This week I made a dish with beets and beet greens a friend of mine taught me which takes advantage of all the characteristics of Greek yogurt (or plain, regular whole-milk yogurt).
Beets and Beet Greens with Garlicky Yogurt
1 bunch of beets, with greens (4-5 medium beets) or whatever you have on hand
3 small cloves of garlic, divided and minced
1 medium shallot or chunk of onion, finely chopped
½ cup of Greek yogurt or plain, full fat yogurt
1 teaspoon lemon juice plus an extra squeeze or two
salt and freshly ground pepper
Cut the greens off the beets, wash well and cut into wide ribbons. You can use most of the stems. I usually just toss the 2-3 inches closest to the beat root. Scrub the beets well and cut into wedges. Put the beets in a small pan and cover with water. Bring to a boil and cook covered for about 15-20 minutes until beets are tender when pierced with a fork. Drain well and toss with a little lemon juice and salt. Meanwhile saute the onions or shallots in a little olive oil over medium high heat until soft. Add beet greens and a little olive oil if necessary and one clove of garlic, minced, and a few pinches of salt. It will only take about 3 -5 minutes for the greens/stems to be tender. In a small bowl mix the yogurt with the remaining garlic, a pinch or two of salt and the teaspoon of lemon juice. Mix the beet wedges with the greens and heat thoroughly and then serve with a generous dollop of the yogurt.
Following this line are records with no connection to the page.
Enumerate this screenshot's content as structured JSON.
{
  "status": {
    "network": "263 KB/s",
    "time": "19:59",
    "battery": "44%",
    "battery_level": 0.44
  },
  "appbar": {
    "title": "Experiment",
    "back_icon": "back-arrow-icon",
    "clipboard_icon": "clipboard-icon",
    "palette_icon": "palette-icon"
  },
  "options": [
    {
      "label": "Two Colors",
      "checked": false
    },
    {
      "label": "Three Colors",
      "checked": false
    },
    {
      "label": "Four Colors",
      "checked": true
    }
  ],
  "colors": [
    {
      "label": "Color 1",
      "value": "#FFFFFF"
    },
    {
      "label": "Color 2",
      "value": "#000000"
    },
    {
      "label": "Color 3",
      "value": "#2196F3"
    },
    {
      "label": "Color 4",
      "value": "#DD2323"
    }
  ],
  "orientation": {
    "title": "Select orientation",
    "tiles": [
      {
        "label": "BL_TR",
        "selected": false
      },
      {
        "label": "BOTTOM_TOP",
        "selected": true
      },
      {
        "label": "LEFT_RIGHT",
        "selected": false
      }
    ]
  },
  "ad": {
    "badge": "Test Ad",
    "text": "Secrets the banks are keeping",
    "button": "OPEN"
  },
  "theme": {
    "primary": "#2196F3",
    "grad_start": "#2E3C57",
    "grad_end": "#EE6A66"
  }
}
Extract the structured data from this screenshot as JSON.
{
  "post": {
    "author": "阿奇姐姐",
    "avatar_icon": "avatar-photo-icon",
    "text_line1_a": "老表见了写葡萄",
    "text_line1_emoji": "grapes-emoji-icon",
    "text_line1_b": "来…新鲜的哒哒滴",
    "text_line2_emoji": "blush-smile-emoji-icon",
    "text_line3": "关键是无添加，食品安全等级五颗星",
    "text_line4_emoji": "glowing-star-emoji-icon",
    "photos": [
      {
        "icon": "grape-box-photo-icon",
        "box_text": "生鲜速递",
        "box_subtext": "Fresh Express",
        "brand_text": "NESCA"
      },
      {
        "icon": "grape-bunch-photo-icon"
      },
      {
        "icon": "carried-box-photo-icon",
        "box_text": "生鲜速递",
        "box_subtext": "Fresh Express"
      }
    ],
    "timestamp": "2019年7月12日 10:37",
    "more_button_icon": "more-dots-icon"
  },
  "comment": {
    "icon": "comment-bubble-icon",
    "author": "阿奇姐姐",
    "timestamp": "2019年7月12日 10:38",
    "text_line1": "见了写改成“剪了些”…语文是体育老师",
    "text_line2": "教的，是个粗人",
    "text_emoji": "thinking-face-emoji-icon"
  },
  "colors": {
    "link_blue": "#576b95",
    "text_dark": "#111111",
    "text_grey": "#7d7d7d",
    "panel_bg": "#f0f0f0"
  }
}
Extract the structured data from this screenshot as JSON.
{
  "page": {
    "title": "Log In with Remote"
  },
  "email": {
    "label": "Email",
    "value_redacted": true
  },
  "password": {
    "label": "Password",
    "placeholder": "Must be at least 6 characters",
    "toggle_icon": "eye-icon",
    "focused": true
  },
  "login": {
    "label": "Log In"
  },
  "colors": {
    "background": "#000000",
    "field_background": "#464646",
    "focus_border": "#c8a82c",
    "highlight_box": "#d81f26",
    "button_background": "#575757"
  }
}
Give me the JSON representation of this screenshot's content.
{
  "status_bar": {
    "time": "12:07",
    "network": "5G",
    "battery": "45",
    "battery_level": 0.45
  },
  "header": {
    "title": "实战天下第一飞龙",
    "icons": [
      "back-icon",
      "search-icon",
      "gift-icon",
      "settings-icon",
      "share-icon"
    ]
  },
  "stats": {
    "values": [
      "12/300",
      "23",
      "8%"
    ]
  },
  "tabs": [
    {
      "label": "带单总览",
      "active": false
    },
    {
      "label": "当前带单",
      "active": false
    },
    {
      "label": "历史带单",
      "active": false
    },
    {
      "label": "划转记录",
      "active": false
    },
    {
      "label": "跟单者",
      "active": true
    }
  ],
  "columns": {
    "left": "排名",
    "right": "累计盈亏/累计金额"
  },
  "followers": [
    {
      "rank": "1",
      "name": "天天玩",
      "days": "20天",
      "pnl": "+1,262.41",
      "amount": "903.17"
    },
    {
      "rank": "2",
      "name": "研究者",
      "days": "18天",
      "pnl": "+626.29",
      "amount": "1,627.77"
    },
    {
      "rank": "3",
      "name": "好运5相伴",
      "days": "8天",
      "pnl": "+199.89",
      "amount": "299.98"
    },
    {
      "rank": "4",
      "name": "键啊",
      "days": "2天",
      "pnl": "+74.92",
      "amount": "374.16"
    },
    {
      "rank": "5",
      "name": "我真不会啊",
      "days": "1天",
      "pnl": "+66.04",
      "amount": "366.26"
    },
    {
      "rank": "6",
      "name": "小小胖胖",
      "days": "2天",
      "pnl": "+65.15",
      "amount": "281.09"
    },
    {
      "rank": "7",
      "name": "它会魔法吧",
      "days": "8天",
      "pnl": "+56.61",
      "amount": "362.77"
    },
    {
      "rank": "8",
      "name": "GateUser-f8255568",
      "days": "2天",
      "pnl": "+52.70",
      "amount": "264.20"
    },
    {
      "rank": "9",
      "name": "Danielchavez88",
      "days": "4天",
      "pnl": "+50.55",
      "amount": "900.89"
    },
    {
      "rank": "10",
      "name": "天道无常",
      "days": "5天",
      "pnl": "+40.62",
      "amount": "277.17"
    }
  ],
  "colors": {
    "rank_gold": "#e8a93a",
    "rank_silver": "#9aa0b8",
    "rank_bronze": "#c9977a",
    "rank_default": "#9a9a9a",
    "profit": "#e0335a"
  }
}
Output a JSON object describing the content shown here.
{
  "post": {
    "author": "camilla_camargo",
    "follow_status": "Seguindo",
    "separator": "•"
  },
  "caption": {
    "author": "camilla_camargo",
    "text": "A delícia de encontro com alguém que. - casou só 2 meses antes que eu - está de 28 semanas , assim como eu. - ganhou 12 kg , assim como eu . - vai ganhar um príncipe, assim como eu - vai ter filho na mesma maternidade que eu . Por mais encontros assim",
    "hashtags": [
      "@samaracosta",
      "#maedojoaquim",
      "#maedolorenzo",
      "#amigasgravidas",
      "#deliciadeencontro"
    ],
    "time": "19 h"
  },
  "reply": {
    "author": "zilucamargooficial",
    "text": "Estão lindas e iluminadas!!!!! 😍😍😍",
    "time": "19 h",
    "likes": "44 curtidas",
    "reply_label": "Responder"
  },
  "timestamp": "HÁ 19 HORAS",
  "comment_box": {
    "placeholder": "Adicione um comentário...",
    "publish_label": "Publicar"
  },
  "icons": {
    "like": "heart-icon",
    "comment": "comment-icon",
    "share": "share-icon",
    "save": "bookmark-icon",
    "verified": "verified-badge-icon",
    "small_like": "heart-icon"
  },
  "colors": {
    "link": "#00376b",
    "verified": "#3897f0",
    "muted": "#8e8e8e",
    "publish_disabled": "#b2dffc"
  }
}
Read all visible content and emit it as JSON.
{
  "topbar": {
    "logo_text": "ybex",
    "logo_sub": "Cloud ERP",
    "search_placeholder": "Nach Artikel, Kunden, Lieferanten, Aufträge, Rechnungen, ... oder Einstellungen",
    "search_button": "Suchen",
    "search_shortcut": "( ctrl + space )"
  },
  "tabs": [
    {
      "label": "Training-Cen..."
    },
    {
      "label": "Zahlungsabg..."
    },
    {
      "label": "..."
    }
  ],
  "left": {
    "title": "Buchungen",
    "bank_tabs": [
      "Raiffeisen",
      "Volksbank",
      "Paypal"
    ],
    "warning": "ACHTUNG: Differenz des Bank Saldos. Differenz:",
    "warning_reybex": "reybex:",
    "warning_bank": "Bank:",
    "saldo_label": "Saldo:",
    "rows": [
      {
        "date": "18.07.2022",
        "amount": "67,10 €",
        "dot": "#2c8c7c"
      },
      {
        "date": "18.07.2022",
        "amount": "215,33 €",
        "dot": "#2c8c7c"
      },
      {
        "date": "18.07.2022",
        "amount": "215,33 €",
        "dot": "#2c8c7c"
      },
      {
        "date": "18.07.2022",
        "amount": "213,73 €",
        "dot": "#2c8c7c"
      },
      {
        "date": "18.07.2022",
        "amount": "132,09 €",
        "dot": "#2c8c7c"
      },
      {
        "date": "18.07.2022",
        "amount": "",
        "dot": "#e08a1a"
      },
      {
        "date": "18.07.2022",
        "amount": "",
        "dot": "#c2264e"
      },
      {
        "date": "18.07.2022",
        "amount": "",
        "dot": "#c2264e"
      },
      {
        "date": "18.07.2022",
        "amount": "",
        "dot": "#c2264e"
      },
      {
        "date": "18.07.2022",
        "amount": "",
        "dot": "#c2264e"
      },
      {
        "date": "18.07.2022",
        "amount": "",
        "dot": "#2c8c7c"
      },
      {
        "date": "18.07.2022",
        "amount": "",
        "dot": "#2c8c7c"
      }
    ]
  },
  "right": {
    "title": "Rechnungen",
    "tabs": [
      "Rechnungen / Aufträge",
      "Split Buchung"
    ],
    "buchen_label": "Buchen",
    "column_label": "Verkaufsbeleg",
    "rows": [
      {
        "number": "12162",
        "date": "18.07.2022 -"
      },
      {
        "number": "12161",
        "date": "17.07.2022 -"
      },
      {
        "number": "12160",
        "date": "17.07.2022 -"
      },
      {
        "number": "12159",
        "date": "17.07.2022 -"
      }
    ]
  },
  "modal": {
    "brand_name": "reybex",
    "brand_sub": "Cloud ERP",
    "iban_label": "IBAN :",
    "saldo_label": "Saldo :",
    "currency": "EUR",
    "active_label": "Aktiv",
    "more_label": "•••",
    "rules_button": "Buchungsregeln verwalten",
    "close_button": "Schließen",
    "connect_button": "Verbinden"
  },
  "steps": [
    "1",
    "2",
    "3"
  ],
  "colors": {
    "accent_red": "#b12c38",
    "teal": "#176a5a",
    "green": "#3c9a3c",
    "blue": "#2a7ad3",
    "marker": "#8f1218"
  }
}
A quick note on brands of Greek yogurt available in the Portland area. Oikos, Chobani, and Greek Gods are the ones I’ve seen in the stores I frequent. The problem with Chobani and Oikos for me is that they don’t have full-fat versions. I’m not such a fan of reduced fat milk or dairy products since their nutritional composition has been changed and I love the flavor of the full fat versions and I don’t eat it in large quantities. The Greek Gods one is not organic but it’s Rbgh (bovine growth hormone) free so I tend to buy that. Ideally I’d make Greek yogurt myself by making my own yogurt and then straining it or straining Nancy’s whole milk plain yogurt but until I get in the habit of doing so I’m gong to continue enjoying it from the store. I’d love to hear what kinds you use or if you make it yourself.